Tuttavia, non sono solo i giganti stranieri del web a sfruttare la fiscalità di vantaggio concessa ancora adesso da molti Paesi europei. Da alcuni anni, infatti, anche alcuni grandi player italiani hanno trasferito la sede fiscale o quella legale, magari solo di una consociata, all’estero. Molte di queste hanno deciso di spostare la sede legale nei Paesi Bassi, ad esempio, perché lì è possibile beneficiare sia di una legislazione societaria molto favorevole – che permette agli azionisti storici di avere il doppio dei voti in assemblea, modalità che consente di difendersi meglio da eventuali scalate provenienti da investitori stranieri – sia, eventualmente, di un trattamento tributario alquanto generoso, che il governo olandese riserva a ogni big company disposta ad aprire la sede fiscale ad Amsterdam. Con queste operazioni, formalmente ineccepibili da un punto di vista fiscale-societario, si è però ridotta la base imponibile di coloro che pagano le tasse in Italia, penalizzando, come abbiamo visto, in particolar modo le realtà imprenditoriali di piccola e piccolissima dimensione che, a differenza delle grandi aziende, non hanno la possibilità di lasciare armi e bagagli e trasferirsi altrove.

Solo in Molise e Valle d’Aosta le big tech pagano più delle imprese locali

Ancorché il risultato della comparazione che commentiamo più sotto risenta di alcune fragilità presenti nella metodologia di calcolo adottata, l’Ufficio studi della CGIA ipotizza che solo le imprese presenti in Molise e in Valle d’Aosta pagano in termini assoluti meno tasse delle principali big tech ubicate nel nostro Paese[6]. Un banalissimo caso di scuola riesce a dimostrare come il carico fiscale su questi giganti sia molto inferiore a quello in capo alle imprese italiane che, per oltre il 98 per cento del totale, hanno meno di 20 addetti. Pertanto, se nella regione più piccola del Mezzogiorno il gettito delle principali imposte pagate dalle aziende residenti in questo territorio è pari a 175 milioni di euro e in Valle d’Aosta a 190[7], nel 2022 i giganti del WebSoft hanno prodotto 9,3 miliardi di fatturato e versato al fisco italiano complessivamente 206 milioni di euro. Nulla a che vedere con quanto “contribuiscono” le imprese lombarde che, invece, pagano all’erario 125 volte in più di quanto versano questi 25 colossi digitali, quelle laziali 56,7 in più, quelle emiliano-romagnole 38 e quelle venete 36,8 (vedi Tab. 1).

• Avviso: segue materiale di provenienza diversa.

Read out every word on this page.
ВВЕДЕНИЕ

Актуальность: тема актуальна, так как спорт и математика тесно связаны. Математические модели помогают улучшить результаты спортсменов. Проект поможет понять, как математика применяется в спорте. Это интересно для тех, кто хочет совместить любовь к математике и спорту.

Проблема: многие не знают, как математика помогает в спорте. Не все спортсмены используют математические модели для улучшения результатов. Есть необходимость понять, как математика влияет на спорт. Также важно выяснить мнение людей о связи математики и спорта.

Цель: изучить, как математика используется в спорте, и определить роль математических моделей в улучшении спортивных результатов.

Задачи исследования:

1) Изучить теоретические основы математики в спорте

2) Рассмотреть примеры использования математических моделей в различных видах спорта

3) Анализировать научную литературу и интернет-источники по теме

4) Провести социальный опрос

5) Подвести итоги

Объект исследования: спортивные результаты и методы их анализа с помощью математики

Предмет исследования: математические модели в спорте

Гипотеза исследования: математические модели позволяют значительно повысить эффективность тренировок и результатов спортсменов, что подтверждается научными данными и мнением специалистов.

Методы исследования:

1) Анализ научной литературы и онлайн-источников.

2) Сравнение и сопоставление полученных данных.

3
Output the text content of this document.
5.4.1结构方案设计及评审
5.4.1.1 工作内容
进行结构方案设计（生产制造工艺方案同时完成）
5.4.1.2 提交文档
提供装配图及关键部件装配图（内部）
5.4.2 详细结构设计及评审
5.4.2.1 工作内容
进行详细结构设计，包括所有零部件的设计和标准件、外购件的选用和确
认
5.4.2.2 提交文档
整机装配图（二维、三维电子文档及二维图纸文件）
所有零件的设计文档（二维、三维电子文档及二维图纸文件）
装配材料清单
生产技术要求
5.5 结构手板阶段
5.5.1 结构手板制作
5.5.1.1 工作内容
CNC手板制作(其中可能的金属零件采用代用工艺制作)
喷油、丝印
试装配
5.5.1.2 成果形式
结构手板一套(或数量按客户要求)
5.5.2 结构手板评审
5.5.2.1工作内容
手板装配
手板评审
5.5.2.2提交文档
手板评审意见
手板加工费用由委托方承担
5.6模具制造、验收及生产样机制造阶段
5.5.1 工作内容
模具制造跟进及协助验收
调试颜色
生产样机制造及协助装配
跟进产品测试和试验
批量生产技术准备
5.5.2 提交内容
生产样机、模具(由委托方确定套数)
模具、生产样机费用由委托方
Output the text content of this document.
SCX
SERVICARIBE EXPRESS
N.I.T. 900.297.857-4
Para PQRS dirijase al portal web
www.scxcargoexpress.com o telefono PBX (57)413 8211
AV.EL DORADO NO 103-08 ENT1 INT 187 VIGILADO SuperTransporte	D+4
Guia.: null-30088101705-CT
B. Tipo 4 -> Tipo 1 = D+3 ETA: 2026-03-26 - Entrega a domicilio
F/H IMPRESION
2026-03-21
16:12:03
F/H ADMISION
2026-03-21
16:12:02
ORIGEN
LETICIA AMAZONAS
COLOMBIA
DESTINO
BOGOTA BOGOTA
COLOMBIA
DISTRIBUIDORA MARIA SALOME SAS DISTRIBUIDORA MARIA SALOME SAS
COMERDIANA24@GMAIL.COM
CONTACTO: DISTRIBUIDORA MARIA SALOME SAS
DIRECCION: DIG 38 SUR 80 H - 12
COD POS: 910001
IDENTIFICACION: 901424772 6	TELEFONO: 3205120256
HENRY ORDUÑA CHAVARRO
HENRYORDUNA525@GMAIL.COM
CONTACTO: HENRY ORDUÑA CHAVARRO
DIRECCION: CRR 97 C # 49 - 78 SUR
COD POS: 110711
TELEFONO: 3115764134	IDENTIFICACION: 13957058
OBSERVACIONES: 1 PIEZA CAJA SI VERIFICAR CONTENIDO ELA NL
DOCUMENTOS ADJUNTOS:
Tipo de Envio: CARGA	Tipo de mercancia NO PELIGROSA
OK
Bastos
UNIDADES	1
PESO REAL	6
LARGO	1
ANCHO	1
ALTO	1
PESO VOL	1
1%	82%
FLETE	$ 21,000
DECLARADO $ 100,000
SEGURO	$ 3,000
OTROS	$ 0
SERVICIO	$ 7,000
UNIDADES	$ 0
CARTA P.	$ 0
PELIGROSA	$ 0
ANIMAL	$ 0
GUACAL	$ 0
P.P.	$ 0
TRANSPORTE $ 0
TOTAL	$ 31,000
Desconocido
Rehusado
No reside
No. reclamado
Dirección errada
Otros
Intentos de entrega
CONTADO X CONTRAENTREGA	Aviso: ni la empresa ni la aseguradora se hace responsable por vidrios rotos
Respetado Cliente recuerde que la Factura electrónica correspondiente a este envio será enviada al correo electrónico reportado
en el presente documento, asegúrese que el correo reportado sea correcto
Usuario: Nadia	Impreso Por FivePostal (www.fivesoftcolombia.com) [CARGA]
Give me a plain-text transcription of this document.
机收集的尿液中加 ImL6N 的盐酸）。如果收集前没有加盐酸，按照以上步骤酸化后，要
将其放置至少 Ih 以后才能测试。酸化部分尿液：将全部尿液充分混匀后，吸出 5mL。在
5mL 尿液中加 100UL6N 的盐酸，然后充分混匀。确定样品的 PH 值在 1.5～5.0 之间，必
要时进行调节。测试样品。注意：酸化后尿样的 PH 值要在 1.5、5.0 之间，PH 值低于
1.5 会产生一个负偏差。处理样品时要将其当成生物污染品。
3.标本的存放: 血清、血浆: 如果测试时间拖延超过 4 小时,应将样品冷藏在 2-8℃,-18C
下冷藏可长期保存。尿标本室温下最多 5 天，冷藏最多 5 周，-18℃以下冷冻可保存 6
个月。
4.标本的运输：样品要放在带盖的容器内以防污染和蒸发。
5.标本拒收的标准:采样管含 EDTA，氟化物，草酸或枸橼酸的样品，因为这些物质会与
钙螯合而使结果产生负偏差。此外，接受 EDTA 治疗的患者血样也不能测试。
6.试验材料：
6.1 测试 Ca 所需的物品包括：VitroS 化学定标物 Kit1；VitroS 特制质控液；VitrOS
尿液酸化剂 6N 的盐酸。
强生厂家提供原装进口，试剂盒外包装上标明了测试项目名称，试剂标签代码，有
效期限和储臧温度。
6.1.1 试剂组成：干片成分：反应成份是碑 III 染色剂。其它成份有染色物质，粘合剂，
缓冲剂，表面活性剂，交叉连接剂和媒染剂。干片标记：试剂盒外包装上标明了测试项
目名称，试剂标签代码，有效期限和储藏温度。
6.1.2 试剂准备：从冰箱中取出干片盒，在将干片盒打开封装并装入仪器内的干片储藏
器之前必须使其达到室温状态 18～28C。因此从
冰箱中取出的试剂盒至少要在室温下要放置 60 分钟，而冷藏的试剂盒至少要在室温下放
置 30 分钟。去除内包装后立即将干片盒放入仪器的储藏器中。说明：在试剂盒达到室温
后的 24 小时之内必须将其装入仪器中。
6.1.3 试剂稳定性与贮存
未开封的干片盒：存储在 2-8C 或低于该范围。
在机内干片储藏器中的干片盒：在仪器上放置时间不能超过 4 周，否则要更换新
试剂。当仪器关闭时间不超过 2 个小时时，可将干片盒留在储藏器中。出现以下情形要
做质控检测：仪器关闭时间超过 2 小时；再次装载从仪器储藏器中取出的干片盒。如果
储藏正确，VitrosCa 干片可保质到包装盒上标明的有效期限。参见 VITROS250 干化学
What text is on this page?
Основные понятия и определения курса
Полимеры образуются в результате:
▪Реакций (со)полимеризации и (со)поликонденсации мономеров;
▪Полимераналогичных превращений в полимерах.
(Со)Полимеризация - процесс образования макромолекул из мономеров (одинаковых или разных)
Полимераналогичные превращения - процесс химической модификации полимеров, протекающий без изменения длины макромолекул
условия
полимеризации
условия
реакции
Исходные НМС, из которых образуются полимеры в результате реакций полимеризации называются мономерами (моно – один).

[1] Stiamo parlando di 2,9 milioni di imprese con un fatturato annuo inferiore a 5 milioni di euro. Le imposte calcolate sono Irpef, Ires e Irap.

[2] Adobe, ADP, Alibaba, Alphabet, Amazon (10 società con sede in Italia), Booking, IBM, JD.com, Meta, Microsoft, Oracle, Otto, SAP, Salesforce, Uber e Vipshop.

[3] Software & Web Companies (2019-2023), Milano, 14 dicembre, 2023. L’importo di 206 milioni di euro include anche la Digital Service Tax. Quest’ultima è un’imposta pari al 3% dei ricavi generati nel periodo di imposta derivanti dalla fornitura di servizi digitali, applicata alle imprese che, individualmente o a livello di gruppo, hanno realizzato un ammontare di ricavi pari o superiori a 750 milioni di euro e ricavi derivanti da servizi digitali realizzati nello Stato italiano non inferiori a 5,5 milioni di euro.

[4] Il fatturato delle piccole imprese italiane nel 2021 (ultimo anno in cui il dato è disponibile) è stato pari a 839 miliardi di euro. Nel 2022 quello delle 25 principali big tech presenti nel nostro Paese ha toccato i 9,3 miliardi di euro.

[5] Schema di decreto legislativo recante attuazione della riforma fiscale in materia di fiscalità internazionale, Atto del Governo n. 90, novembre 2023.

[6] La quasi totalità opera a Milano e provincia.

[7] Ultimo dato disponibile riferito al 2021.